Ade Segara Banyu Bening, selaku pelaksana lomba sekaligus ketua panitia, menyampaikan bahwa kegiatan ini bukan sekadar ajang perlombaan semata. “Kami ingin menanamkan nilai kompetisi yang jujur dan adil, serta menumbuhkan rasa cinta budaya melalui pelestarian alat musik tradisional.
Perayaan kemerdekaan harus diisi dengan hal-hal positif; masyarakat yang kompak, guyub, dan saling peduli adalah kekuatan nyata untuk membangun desa dan Kabupaten Pasuruan,” ujarnya
Lomba ini diikuti oleh seluruh kalangan warga Dusun Pejambon mulai dari anak-anak, pemuda, hingga orang tua dan dinilai oleh dewan juri yang kompeten, yakni Dwi Nailul Mufarokhah, Aidah Zakia, dan Abdurrohman mim masyriqi. Turut hadir menyaksikan berlangsungnya kegiatan ini unsur pemerintahan, ketua RT dan RW, serta para tokoh masyarakat setempat.

Kepala Desa Kemantrenrejo, Samsul Hadi, mengapresiasi inisiatif yang lahir dari kalangan pemuda. “Kegiatan ini adalah bukti nyata partisipasi aktif generasi muda dalam menjaga semangat kemerdekaan. Saya sangat bersyukur melihat partisipasi penuh dari seluruh warga,” ungkapnya.

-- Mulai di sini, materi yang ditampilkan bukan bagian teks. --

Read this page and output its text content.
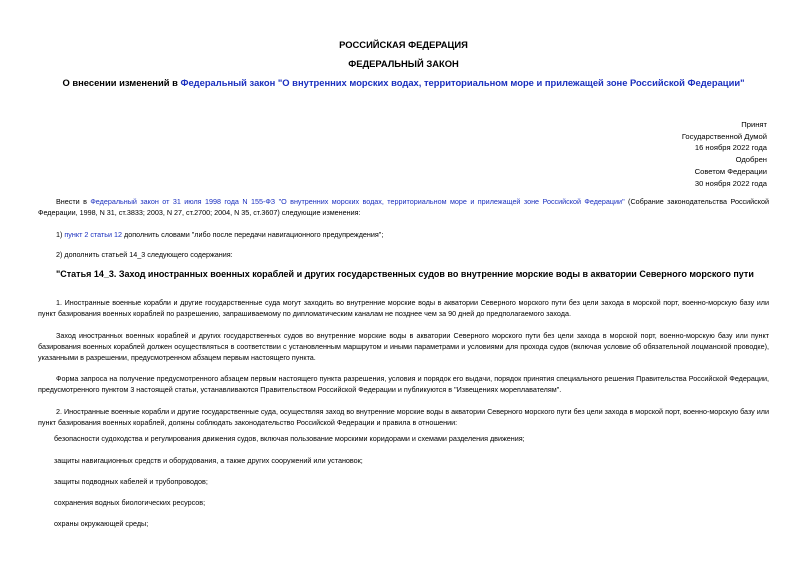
РОССИЙСКАЯ ФЕДЕРАЦИЯ
ФЕДЕРАЛЬНЫЙ ЗАКОН
О внесении изменений в Федеральный закон "О внутренних морских водах, территориальном море и прилежащей зоне Российской Федерации"
Принят
Государственной Думой
16 ноября 2022 года
Одобрен
Советом Федерации
30 ноября 2022 года
Внести в Федеральный закон от 31 июля 1998 года N 155-ФЗ "О внутренних морских водах, территориальном море и прилежащей зоне Российской Федерации" (Собрание законодательства Российской Федерации, 1998, N 31, ст.3833; 2003, N 27, ст.2700; 2004, N 35, ст.3607) следующие изменения:
1) пункт 2 статьи 12 дополнить словами "либо после передачи навигационного предупреждения";
2) дополнить статьей 14_3 следующего содержания:
"Статья 14_3. Заход иностранных военных кораблей и других государственных судов во внутренние морские воды в акватории Северного морского пути
1. Иностранные военные корабли и другие государственные суда могут заходить во внутренние морские воды в акватории Северного морского пути без цели захода в морской порт, военно-морскую базу или пункт базирования военных кораблей по разрешению, запрашиваемому по дипломатическим каналам не позднее чем за 90 дней до предполагаемого захода.
Заход иностранных военных кораблей и других государственных судов во внутренние морские воды в акватории Северного морского пути без цели захода в морской порт, военно-морскую базу или пункт базирования военных кораблей должен осуществляться в соответствии с установленным маршрутом и иными параметрами и условиями для прохода судов (включая условие об обязательной лоцманской проводке), указанными в разрешении, предусмотренном абзацем первым настоящего пункта.
Форма запроса на получение предусмотренного абзацем первым настоящего пункта разрешения, условия и порядок его выдачи, порядок принятия специального решения Правительства Российской Федерации, предусмотренного пунктом 3 настоящей статьи, устанавливаются Правительством Российской Федерации и публикуются в "Извещениях мореплавателям".
2. Иностранные военные корабли и другие государственные суда, осуществляя заход во внутренние морские воды в акватории Северного морского пути без цели захода в морской порт, военно-морскую базу или пункт базирования военных кораблей, должны соблюдать законодательство Российской Федерации и правила в отношении:
безопасности судоходства и регулирования движения судов, включая пользование морскими коридорами и схемами разделения движения;
защиты навигационных средств и оборудования, а также других сооружений или установок;
защиты подводных кабелей и трубопроводов;
сохранения водных биологических ресурсов;
охраны окружающей среды;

Riqy, salah satu anggota tim penilai, menambahkan bahwa antusiasme warga menunjukkan bahwa semangat kebersamaan masih tertanam kuat di tengah masyarakat. “Momen ini bukan hanya untuk merayakan kemerdekaan yang telah diraih, melainkan sarana mempererat persaudaraan, menjaga kerukunan, dan menghidupkan kembali budaya gotong royong. Harapan kami, semangat persatuan ini tidak hanya muncul saat perayaan hari besar, melainkan terus terjaga dalam kehidupan sehari-hari,” ujarnya.
Perlombaan berlangsung meriah diiringi sorak semangat warga yang turut menantikan pembagian hadiah dari panitia. Di akhir penyampaiannya, panitia menyampaikan apresiasi mendalam kepada seluruh pihak yang mendukung kesuksesan acara terima kasih disampaikan kepada Babinsa Didik, petugas keamanan LINMAS, para tokoh masyarakat, organisasi pemuda, serta seluruh warga yang telah berpartisipasi aktif.
Semangat kebersamaan yang terjalin dalam perayaan ini diharapkan terus tumbuh menjadi kekuatan yang membawa masyarakat setempat menuju lingkungan yang semakin rukun, damai, dan maju bersama.